Der nicht-existente Leitzins soll über Investitionen die Wirtschaft ankurbeln. Diesem Plan steht jedoch die geringe Inflation im Euro-Raum entgegen (0,6 % im November laut eurostat). Wenn die Geldentwertung nicht ausreichend stark voranschreitet, dann fehlt der Anreiz, heute anstatt erst morgen zu investieren. Aus diesem Grund strebt die EZB ein Inflationsziel von 2 % an. Da sich der Hauptrefinanzierungssatz nicht mehr weiter senken lässt, muss auf außergewöhnliche Maßnahmen (Quantitative Easing) zurückgegriffen werden.

Dieser Notfallplan umfasst den groß angelegten Kauf von verschiedensten Anleihen. Dadurch werden zusätzliche Euros in den Markt gepumpt. Wenn sich das Angebot erhöht, sollte eine Preisminderung folgen, die sich bei Geld eben Inflation nennt. Experten kritisieren jedoch diese offizielle Begründung.

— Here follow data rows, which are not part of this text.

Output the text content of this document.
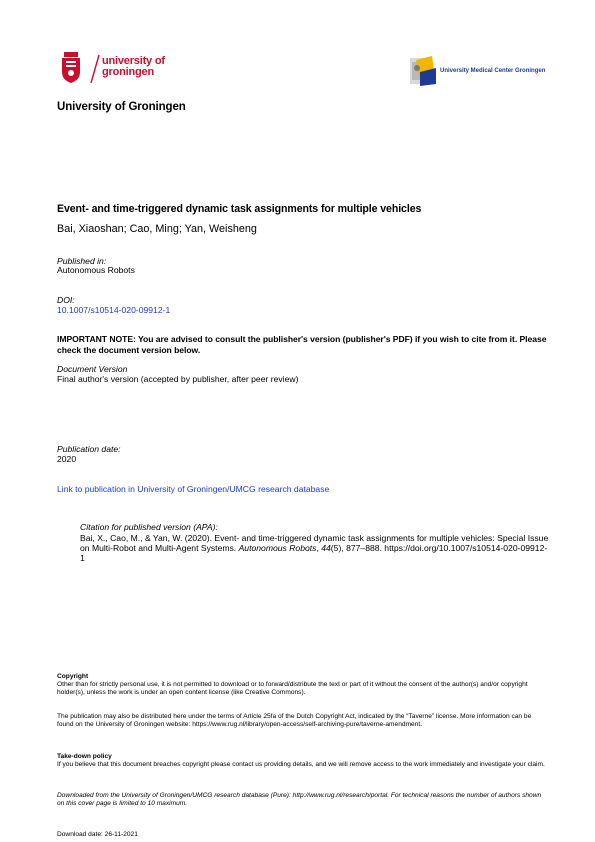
university of
groningen	University Medical Center Groningen
University of Groningen
Event- and time-triggered dynamic task assignments for multiple vehicles
Bai, Xiaoshan; Cao, Ming; Yan, Weisheng
Published in:
Autonomous Robots
DOI:
10.1007/s10514-020-09912-1
IMPORTANT NOTE: You are advised to consult the publisher's version (publisher's PDF) if you wish to cite from it. Please check the document version below.
Document Version
Final author's version (accepted by publisher, after peer review)
Publication date:
2020
Link to publication in University of Groningen/UMCG research database
Citation for published version (APA):
Bai, X., Cao, M., & Yan, W. (2020). Event- and time-triggered dynamic task assignments for multiple vehicles: Special Issue on Multi-Robot and Multi-Agent Systems. Autonomous Robots, 44(5), 877–888. https://doi.org/10.1007/s10514-020-09912-1
Copyright
Other than for strictly personal use, it is not permitted to download or to forward/distribute the text or part of it without the consent of the author(s) and/or copyright holder(s), unless the work is under an open content license (like Creative Commons).
The publication may also be distributed here under the terms of Article 25fa of the Dutch Copyright Act, indicated by the “Taverne” license. More information can be found on the University of Groningen website: https://www.rug.nl/library/open-access/self-archiving-pure/taverne-amendment.
Take-down policy
If you believe that this document breaches copyright please contact us providing details, and we will remove access to the work immediately and investigate your claim.
Downloaded from the University of Groningen/UMCG research database (Pure): http://www.rug.nl/research/portal. For technical reasons the number of authors shown on this cover page is limited to 10 maximum.
Download date: 26-11-2021
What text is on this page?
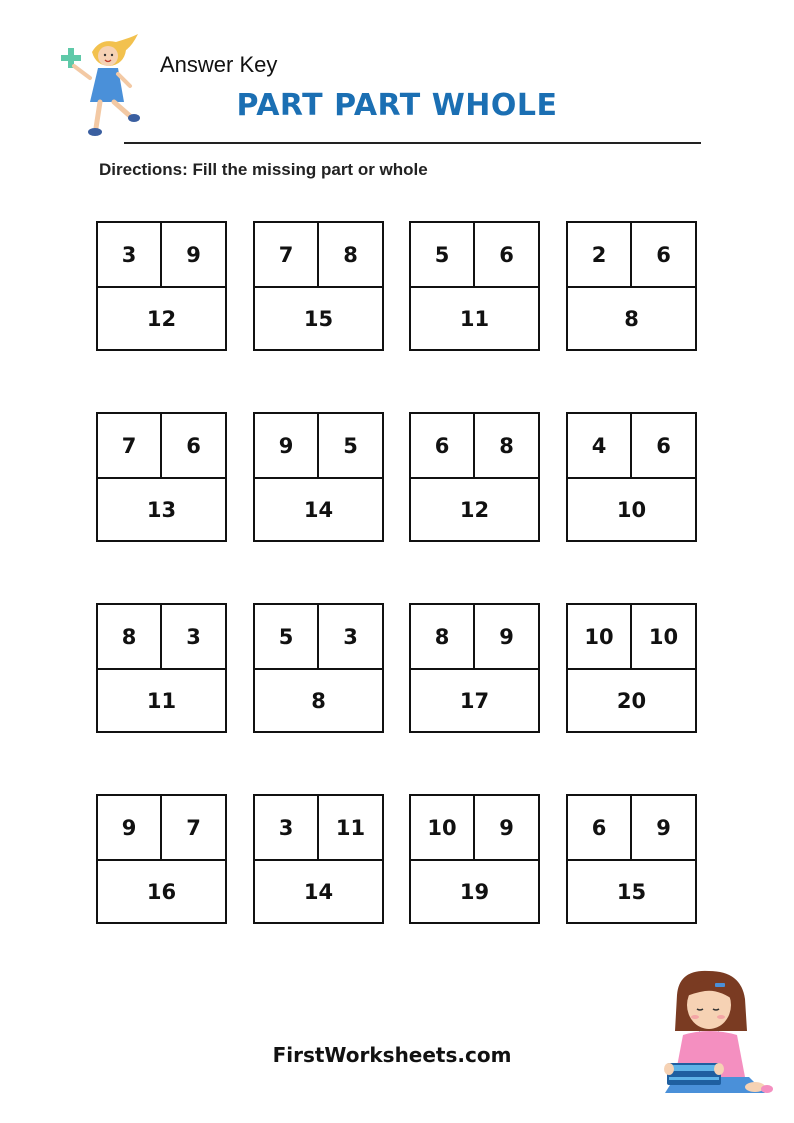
Answer Key
PART PART WHOLE
Directions: Fill the missing part or whole
3	9
12
7	8
15
5	6
11
2	6
8
7	6
13
9	5
14
6	8
12
4	6
10
8	3
11
5	3
8
8	9
17
10	10
20
9	7
16
3	11
14
10	9
19
6	9
15
FirstWorksheets.com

Die aktuelle Inflation wird nämlich durch den niedrigen Ölpreis künstlich gedrückt. Die jüngst beschlossenen Drosselungen der OPEC-Fördermengen im November 2016 und Dezember 2016 könnten diesen künstlichen Druck auf die Inflation sehr schnell beenden. Die Anleihenkäufe nur gering zu reduzieren, aber noch ein ganzes Jahr fortzuführen, gilt aus dieser Perspektive als ein sehr gewagter Schritt. Eine zweite, politische Überlegung darf dabei nicht außer Acht gelassen werden.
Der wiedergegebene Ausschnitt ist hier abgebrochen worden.